Republican Rep. Dana Rohrabacher of California joined 17 Democratic colleagues in calling for a softening of federal penalties for marijuana use, The Hill reported.
The lawmakers wrote
to President Barack Obama urging a policy change at the Justice Department on how marijuana laws are enforced at the federal level.
"We request that you instruct Attorney General Holder to delist or classify marijuana in a more appropriate way, at the very least eliminating it from Schedule I or II. Furthermore, one would hope that your administration officials publicly reflect your views on this matter," the letter says.
Obama is on record as saying pot smoking is a "vice" and "bad habit"
that he himself engaged in when he was a young man, but that it is not any more dangerous than alcohol.
The attorney general has the authority to declassify drugs under the law.
Rohrabacher was the sole Republican to sign the letter. He told Time
magazine last year that, "If it was a secret ballot, the majority of Republicans would have voted to legalize marijuana a long time ago."
Last year, Rohrabacher introduced a bill
that would allow banks to accept funds related to pot sales in those states where the substance has been decriminalized.

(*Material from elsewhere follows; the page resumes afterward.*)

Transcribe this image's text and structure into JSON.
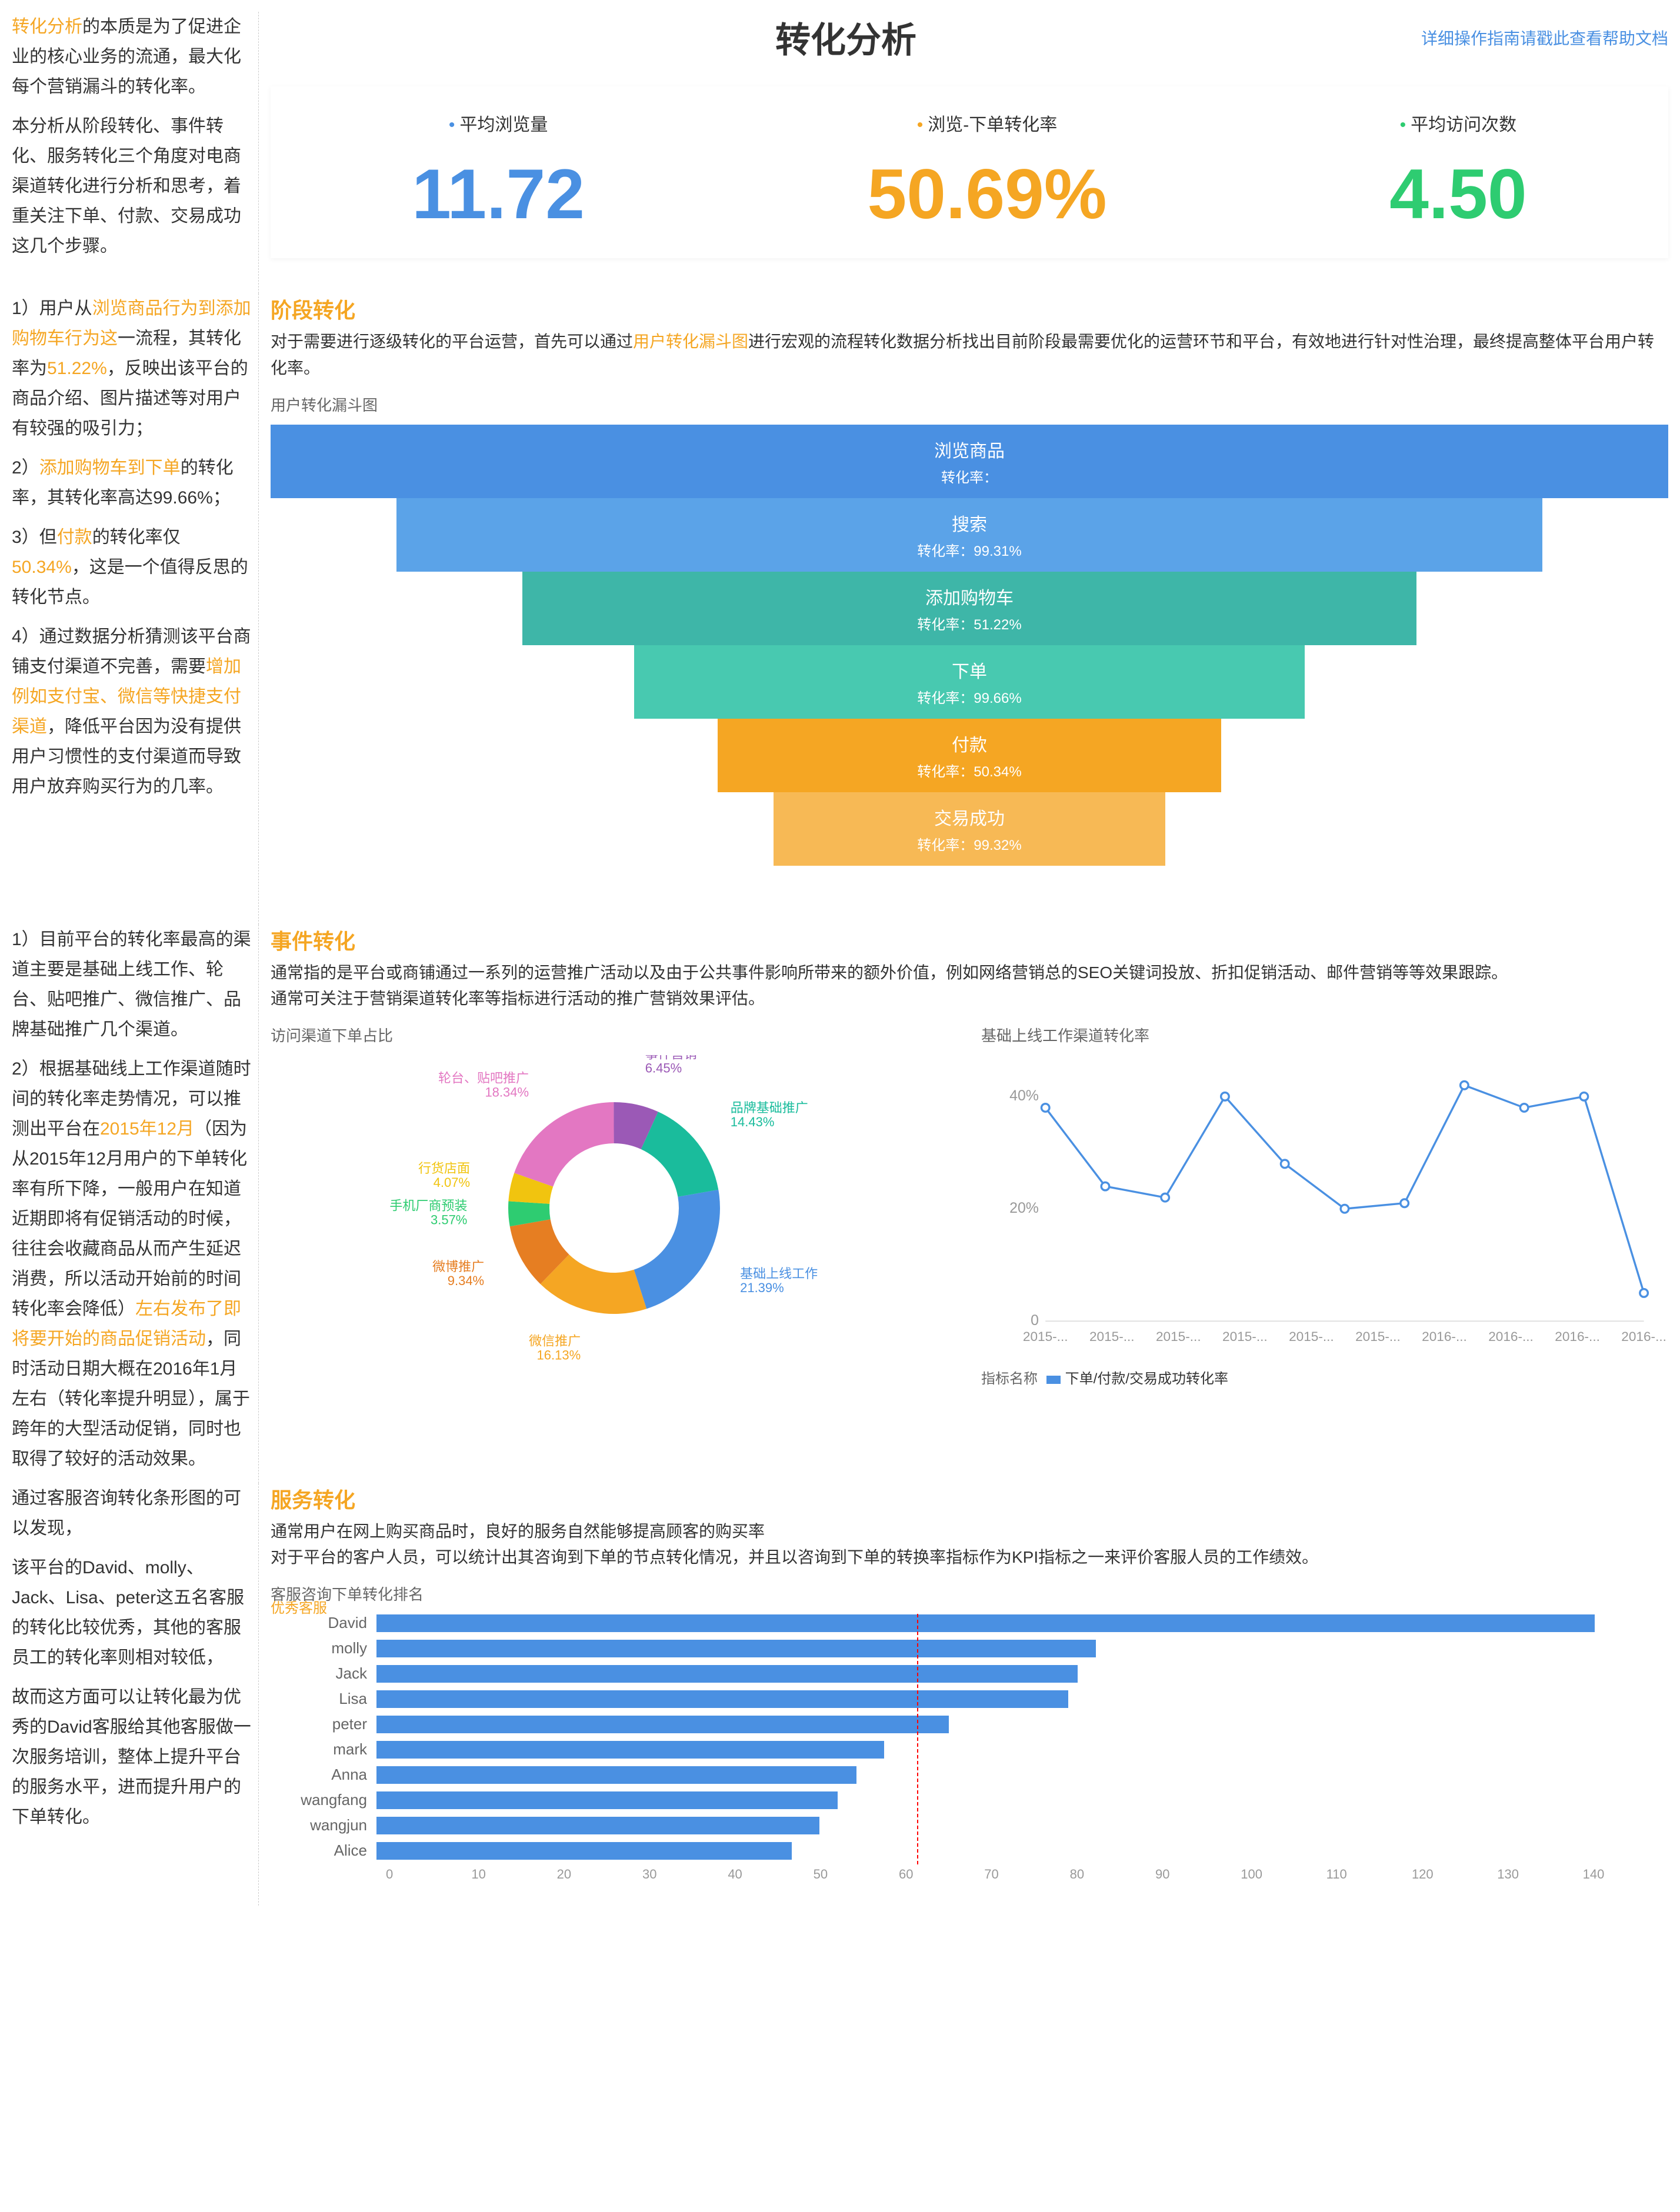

Vice President Joe Biden told Time magazine
that the administration has no plans to legalize marijuana.
"I think the idea of focusing significant resources on interdicting or convicting people for smoking marijuana is a waste of our resources," but that there was no change in policy on legalization.
While some GOP lawmakers at the state level
support decriminalization, most Republicans, bucking the overall popular trend
, continue to oppose legalization, polls show.